Why Skeptics Should Watch Les Miserables

 finally gave in and watched Les Miserables with Abby last week.  I was familiar with the story, but this was my first experience with the musical.  To be perfectly honest, I wasn’t really looking forward to it.  And then in the first scene Russell Crowe opened his mouth to sing, and I really wasn’t looking forward to it.  (When I heard him sing it prompted me to tweet, “If I speak with the tongues of angels but have not love, I am but a Russell Crow singing in Les Mis.”)  But alas, like a good husband I persevered.  And I’m  glad I did.

I loved it.  There, I said it.  In fact, I really loved it.  When you consider the story, the characters, the music, and all its components, I think Les Miserables is breathtaking art.  I was so enthralled that at one point during the film I turned to Abby and said, “How can someone watch this and say there is no God.”  If you find that to be an odd response to a movie, then allow me to explain.

What is the best explanation for beauty?  That is actually a very important question.  When you watch something like Les Miserables, why are you stirred in indescribable ways?  There are many experiences that are fundamental to the human existence that we never stop to think about.  What’s with music, art, love, justice, virtue, purpose, and all these experiences that clearly transcend every culture of humanity?

The purely naturalistic worldview says they are but illusions produced by the human brain forged through ages of natural selection.  Whatever your views are on the evolutionary process, I think you know that to label these things as merely by-products of natural selection is way too simplistic and only mocks the profoundness of these experiences in our lives.  How did we ever get to the point where experiences that are so fundamental to our existence are discredited as nothing more than meaningless illusions created by our brains for the purposes of survival?
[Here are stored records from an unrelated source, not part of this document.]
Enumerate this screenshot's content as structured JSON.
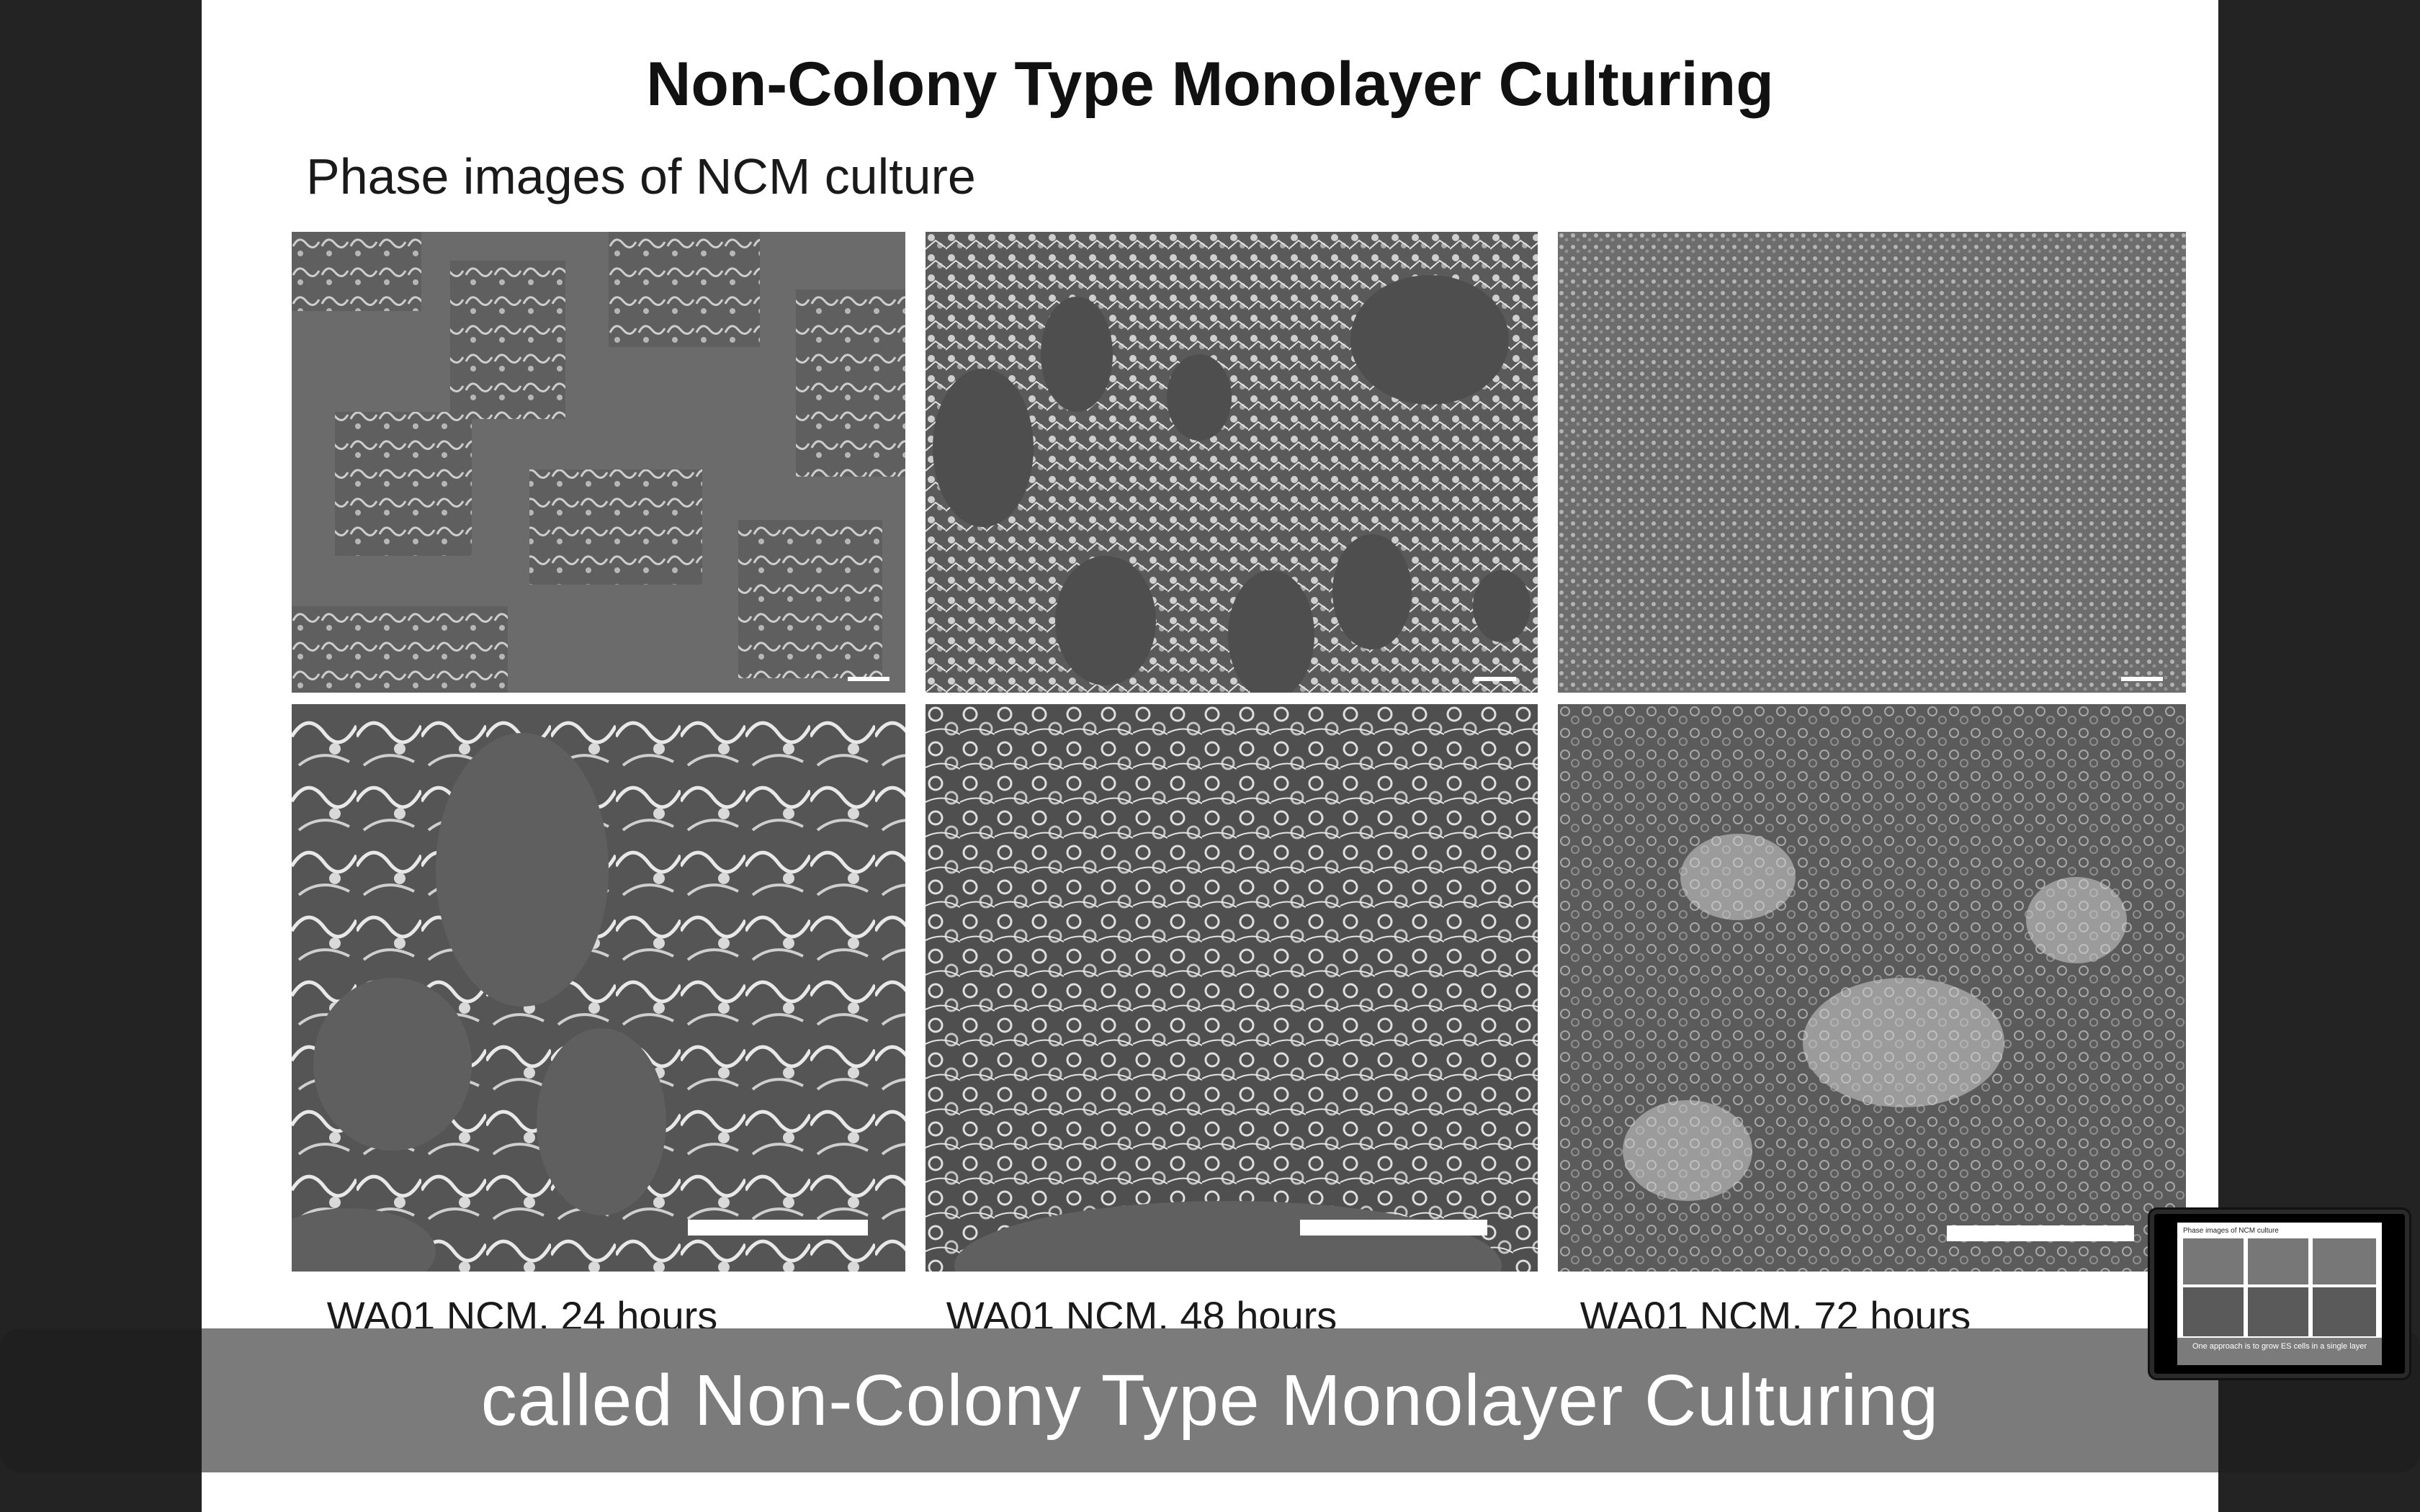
{
  "slide": {
    "title": "Non-Colony Type Monolayer Culturing",
    "subtitle": "Phase images of NCM culture",
    "panels": [
      {
        "label": "WA01 NCM, 24 hours",
        "density": "sparse"
      },
      {
        "label": "WA01 NCM, 48 hours",
        "density": "medium"
      },
      {
        "label": "WA01 NCM, 72 hours",
        "density": "dense"
      }
    ]
  },
  "caption": {
    "text": "called Non-Colony Type Monolayer Culturing"
  },
  "pip": {
    "title": "Phase images of NCM culture",
    "caption": "One approach is to grow ES cells in a single layer"
  },
  "colors": {
    "background": "#232323",
    "slide": "#ffffff",
    "caption_bar": "#7b7b7b",
    "cell_gray": "#6a6a6a"
  }
}
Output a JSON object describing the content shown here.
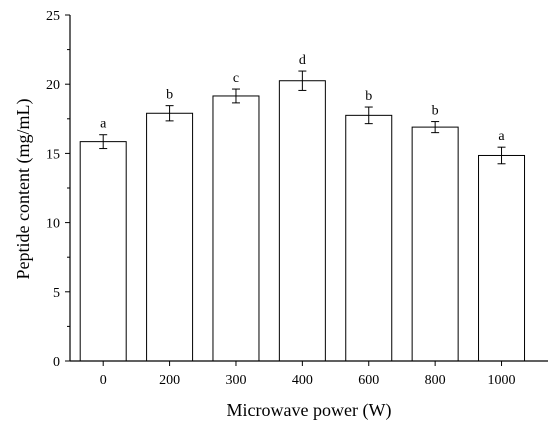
{
  "chart_data": {
    "type": "bar",
    "title": "",
    "xlabel": "Microwave power (W)",
    "ylabel": "Peptide content (mg/mL)",
    "categories": [
      "0",
      "200",
      "300",
      "400",
      "600",
      "800",
      "1000"
    ],
    "values": [
      15.85,
      17.9,
      19.15,
      20.25,
      17.75,
      16.9,
      14.85
    ],
    "errors": [
      0.5,
      0.55,
      0.5,
      0.7,
      0.6,
      0.4,
      0.6
    ],
    "significance_labels": [
      "a",
      "b",
      "c",
      "d",
      "b",
      "b",
      "a"
    ],
    "ylim": [
      0,
      25
    ],
    "yticks": [
      "0",
      "5",
      "10",
      "15",
      "20",
      "25"
    ],
    "grid": false,
    "colors": {
      "bar_fill": "#ffffff",
      "bar_stroke": "#000000"
    }
  }
}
It began with the 18th century Enlightenment.  The Enlightenment, with all its wonderful advances, had a crucial flaw.  The only trusted reality and knowledge is that which you can test.  Before the age of reason, things like meaning, value, morals, purpose, and beauty were trusted authorities and had a lot to say about reality and the deep truths of existence.  But these are all forms of knowledge that cannot be tested in a controlled environment.  The philosophy of the Enlightenment, and consequently the modern world as we know it, is that the only true knowledge is that which can be tested and confirmed.   Since these forms of knowledge cannot be treated this way, they were marginalized and discredited.

In other words, we became really good at the question of what and how (What is a human being?  How does a human being work?), but the question of why (Why is there a human being?) became obsolete.  Things like beauty, joy, love, morals, virtue, and purpose, these questions cannot be explained by the scientific method and so they were reduced down to purely physical explanations.  They are nothing more than chemical processes in the brain that somehow helped our ancestors.

The problem is that nobody truly lives that way.  In fact we base our lives upon these experiences and are bound and compelled by them in inescapable ways.  These realities are as fundamental to our existences as the laws of physics.  They control us just as much as we are controlled by gravity.  In fact they are so constraining to us that often we pursue them at the cost of our own survival.  We see that in Les Mis as people lay down their life in the name of justice and the greater cause.  Deep down we know these experiences are not illusions produced by purely physical realities.  Nonsense!  They are just as real as the world around us, and even the most nihilistic cynic lives as such.

What then are these things?  They are signposts to something greater.  They are deep-seeded clues inside us all that point to transcendent realities.  Either beauty is a false illusion that has us all deceived, or beauty is real.  I think when you watch Les Miserables (or whatever you find beautiful) you know it’s real.  And if it is real then we must ask the question, where does beauty come from?  What are its origins?  The classic and logical answer to this is that there must be a transcendent beauty to which all beauty points.  All the beauties we behold emanate from and point to the source of all beauty.  All these fundamental realities and experiences that we know to be true even though we cannot place them under a microscope, they are all, as C.S. Lewis brilliantly described them, sunbeams of the sun.

Your inescapable sense of justice points to the transcendent reality of justice.  Your inescapable longing for love points to the transcendent reality of love.   Your inescapable conscience that knows there is such a thing as right and wrong points to the transcendent reality of right and wrong.  Your inescapable quest for meaning and purpose points to the reality that there is in fact a transcendent meaning and purpose to life.

So what is this transcended source of all these experiences?  That, my friends, is what we call God.  What you experience when you watch Les Miserable is a real experience.  If like me you found yourself lost in the beauty of the story and music, moved by the justice and love on display in the characters, if Les Miserables stirred something inside of you, that was not an illusion, it was a clue.  Investigate the clues.  Trace the sunbeam of Les Miserables back up to the sun itself.  When you experience the beauties life has to offer, enjoy them, and then let them take you a step further.  Let beauty persuade your soul that there is indeed a transcendent beauty to which all these lesser beauties testify.  That beauty is God.